By unidirectional graph, do you mean directed acyclic, i.e. that following the reference chain from some part will always eventually reach a part which refers to no other parts?

It seems that the ReceivePart command which is generated based on a PartReceived event from that external system (it’s generally a good practice, IME, to consider the external system’s events (facts which that external system cannot deny) as commands (which may be denied by this system)) has at least zero referenced parts. In Scala:

case class ReceivePart(part: PartId, references: Set[PartId])

So the ingestion process (e.g. an Akka Stream consuming from Kafka or Pulsar or whatever) will resolve a Part aggregate actor (e.g. via cluster sharding) and send a command saying “you’re received and you reference these other parts” (there could be other facts about the part from the external system which could be included here, too).

In the initial state of the Part aggregate actor, it will add the referenced part IDs to its relations. If the relations are now empty, it will also create and associate itself with a device. Otherwise, it will ask all of its relations “are you associated with a device?” (this might not necessarily be the ask pattern). Until it gets responses back from its relations, this part itself is not associated with a device.

In response to an “are you associated?” command (to keep with the imperative phrasing of a command, ReportDeviceAssociation might be a useful name) the Part aggregate actor responds with the associated device ID and adds the ID of the requestor to its set of relations if it’s associated. If it’s not associated, it adds the ID of the requestor to its set of relations and records that whenever it discovers what device it’s associated with, it should inform the requestor.

When a Part aggregate actor finds out from a relative that it’s part of a device, it then tells informs its relatives of this fact or resolves the conflict by beginning the device merge process.

It may be useful to, rather than delete the obsolete devices, keep them around as forwarders for the device they got merged into, BTW.

Hi Levi,

thx for the fast response.

So this suggests that you want Part to be an aggregate, tracking which Device it’s a component of and which other parts it’s related to. If anything in world operates on parts without knowing what device the part is “part of”, then part can’t be a part of the device aggregate (the device aggregate can refer to parts by their ID).

Alright, this is already very good input.
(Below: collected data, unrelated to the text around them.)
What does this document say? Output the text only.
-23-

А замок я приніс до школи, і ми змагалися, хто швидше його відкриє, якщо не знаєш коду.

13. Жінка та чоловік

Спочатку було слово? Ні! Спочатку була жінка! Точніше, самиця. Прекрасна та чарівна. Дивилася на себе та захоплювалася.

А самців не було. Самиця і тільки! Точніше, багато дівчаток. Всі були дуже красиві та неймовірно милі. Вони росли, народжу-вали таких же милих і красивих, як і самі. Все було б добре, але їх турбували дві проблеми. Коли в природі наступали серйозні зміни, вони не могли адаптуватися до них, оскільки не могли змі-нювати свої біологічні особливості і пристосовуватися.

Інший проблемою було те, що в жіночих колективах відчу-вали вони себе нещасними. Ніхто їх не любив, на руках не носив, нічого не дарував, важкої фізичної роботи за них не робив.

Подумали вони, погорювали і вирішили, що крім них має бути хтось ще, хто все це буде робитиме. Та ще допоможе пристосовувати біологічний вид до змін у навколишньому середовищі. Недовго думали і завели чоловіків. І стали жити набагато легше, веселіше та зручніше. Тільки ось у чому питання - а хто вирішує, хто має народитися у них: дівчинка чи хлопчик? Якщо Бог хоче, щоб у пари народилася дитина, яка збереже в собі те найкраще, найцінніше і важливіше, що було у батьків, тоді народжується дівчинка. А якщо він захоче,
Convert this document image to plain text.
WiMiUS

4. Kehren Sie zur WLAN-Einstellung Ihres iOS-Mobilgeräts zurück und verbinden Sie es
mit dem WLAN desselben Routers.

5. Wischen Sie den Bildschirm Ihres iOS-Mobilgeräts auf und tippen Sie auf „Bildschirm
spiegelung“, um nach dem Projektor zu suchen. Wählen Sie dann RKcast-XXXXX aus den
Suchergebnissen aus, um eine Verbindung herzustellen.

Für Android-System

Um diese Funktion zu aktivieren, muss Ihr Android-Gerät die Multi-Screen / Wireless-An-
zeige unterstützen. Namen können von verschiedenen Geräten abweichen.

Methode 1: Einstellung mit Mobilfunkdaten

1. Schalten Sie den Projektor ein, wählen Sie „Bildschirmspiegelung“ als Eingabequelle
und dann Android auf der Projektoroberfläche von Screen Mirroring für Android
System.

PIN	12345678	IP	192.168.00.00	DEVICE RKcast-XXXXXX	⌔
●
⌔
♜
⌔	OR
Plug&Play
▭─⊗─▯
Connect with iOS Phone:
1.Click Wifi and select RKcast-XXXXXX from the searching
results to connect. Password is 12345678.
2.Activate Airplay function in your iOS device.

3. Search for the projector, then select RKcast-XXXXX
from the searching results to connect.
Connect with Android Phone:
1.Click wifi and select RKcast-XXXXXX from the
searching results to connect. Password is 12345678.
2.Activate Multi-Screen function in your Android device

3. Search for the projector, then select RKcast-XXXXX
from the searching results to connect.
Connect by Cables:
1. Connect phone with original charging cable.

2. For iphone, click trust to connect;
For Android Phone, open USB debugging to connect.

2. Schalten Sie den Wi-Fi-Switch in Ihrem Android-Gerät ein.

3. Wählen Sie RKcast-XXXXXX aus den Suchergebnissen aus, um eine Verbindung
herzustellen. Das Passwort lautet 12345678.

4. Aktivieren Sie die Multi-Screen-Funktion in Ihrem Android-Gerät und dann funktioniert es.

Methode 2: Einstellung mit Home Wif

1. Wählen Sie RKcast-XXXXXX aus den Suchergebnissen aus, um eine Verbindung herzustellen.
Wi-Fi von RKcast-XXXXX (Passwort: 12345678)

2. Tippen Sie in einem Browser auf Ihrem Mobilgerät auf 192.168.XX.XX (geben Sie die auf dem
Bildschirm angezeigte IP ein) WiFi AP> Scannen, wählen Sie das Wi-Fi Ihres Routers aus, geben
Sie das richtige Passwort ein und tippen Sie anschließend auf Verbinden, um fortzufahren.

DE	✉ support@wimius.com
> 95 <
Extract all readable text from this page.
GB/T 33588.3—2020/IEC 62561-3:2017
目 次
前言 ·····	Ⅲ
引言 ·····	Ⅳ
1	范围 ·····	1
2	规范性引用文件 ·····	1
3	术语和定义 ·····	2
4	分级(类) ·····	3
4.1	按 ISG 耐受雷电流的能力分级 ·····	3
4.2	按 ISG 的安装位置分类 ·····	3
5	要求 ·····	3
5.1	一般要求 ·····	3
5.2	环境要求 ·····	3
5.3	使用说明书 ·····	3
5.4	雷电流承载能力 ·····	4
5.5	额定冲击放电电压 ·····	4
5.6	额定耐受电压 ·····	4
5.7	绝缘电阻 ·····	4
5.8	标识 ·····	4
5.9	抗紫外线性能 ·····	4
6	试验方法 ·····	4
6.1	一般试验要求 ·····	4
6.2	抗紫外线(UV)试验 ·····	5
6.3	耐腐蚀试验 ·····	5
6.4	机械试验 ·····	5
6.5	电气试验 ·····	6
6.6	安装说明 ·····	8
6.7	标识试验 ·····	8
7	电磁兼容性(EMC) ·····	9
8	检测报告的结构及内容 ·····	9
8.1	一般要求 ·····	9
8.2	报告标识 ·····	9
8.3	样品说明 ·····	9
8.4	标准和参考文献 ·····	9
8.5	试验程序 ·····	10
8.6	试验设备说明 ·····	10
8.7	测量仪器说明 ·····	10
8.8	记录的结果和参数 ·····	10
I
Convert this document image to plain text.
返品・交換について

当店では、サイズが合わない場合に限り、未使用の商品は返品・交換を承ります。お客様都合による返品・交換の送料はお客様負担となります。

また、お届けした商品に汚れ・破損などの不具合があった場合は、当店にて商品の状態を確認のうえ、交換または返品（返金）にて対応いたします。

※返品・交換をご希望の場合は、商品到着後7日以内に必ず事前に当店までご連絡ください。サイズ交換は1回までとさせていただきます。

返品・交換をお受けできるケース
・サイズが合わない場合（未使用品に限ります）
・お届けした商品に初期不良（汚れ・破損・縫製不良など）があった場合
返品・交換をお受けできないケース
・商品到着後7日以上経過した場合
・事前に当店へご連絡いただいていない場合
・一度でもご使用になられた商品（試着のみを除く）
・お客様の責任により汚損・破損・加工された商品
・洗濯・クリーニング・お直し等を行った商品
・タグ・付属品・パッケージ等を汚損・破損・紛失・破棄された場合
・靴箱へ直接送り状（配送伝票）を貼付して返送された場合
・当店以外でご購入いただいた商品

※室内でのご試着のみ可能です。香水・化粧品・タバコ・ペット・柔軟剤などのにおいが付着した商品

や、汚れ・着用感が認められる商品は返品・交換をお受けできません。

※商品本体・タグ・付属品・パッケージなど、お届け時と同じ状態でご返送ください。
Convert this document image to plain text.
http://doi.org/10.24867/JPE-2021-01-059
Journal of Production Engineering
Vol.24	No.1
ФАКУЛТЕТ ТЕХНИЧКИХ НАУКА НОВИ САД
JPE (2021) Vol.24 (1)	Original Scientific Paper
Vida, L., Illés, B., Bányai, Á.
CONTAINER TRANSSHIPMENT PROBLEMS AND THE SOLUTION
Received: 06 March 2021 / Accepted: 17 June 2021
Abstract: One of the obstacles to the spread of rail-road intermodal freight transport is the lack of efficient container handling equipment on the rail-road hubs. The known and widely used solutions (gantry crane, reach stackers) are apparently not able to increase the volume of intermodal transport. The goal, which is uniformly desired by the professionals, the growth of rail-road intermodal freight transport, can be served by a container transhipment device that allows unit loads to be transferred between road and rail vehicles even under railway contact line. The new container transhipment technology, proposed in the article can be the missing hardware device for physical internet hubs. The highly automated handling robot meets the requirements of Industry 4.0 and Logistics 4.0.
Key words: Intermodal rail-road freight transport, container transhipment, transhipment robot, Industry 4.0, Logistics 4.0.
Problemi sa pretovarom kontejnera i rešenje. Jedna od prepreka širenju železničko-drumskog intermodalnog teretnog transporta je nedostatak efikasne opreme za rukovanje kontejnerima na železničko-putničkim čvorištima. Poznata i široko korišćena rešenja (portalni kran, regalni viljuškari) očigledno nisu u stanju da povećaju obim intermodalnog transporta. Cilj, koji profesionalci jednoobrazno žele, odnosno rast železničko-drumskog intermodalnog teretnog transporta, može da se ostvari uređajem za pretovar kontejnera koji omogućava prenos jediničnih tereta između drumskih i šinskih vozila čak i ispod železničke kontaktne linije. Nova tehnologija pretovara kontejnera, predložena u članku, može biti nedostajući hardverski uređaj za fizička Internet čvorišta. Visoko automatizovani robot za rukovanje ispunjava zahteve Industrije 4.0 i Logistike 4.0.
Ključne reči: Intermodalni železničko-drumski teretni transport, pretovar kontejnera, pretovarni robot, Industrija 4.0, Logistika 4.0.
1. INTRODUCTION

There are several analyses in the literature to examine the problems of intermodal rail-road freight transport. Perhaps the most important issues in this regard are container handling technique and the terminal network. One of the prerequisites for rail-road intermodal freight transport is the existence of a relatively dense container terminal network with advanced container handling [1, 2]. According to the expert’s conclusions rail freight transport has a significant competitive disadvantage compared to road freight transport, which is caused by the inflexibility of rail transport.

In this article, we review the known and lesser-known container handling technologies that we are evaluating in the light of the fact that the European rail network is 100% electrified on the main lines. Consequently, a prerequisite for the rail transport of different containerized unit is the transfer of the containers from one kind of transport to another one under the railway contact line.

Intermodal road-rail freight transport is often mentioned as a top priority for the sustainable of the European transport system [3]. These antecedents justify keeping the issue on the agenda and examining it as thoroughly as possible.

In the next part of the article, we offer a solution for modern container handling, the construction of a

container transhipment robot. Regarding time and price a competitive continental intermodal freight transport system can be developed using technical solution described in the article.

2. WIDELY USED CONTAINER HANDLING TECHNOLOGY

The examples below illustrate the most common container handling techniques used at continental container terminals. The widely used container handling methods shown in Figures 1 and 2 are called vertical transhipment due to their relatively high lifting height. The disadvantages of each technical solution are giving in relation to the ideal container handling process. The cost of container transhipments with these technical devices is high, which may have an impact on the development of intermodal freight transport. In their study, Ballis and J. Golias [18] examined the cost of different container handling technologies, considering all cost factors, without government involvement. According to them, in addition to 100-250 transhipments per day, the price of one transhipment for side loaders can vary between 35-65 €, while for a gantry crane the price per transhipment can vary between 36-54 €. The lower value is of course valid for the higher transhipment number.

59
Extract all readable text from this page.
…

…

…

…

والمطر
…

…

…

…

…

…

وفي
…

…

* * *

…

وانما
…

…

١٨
It seems I still need to get my head around the basics of the modelling part.

By unidirectional graph, do you mean directed acyclic, i.e. that following the reference chain from some part will always eventually reach a part which refers to no other parts?

Yes, exactly.

It seems that the ReceivePart command which is generated based on a PartReceived event from that external system (it’s generally a good practice, IME, to consider the external system’s events (facts which that external system cannot deny) as commands (which may be denied by this system)) has at least zero referenced parts. In Scala:

case class ReceivePart(part: PartId, references: Set[PartId])

Ah yes this (it’s generally a good practice ... as commands (which may be denied by this system)) makes sense .

With the remainders of your suggestions I think I should be able to make good progress with proof-of-concept - thanks for the very detailed outline what needs to be done.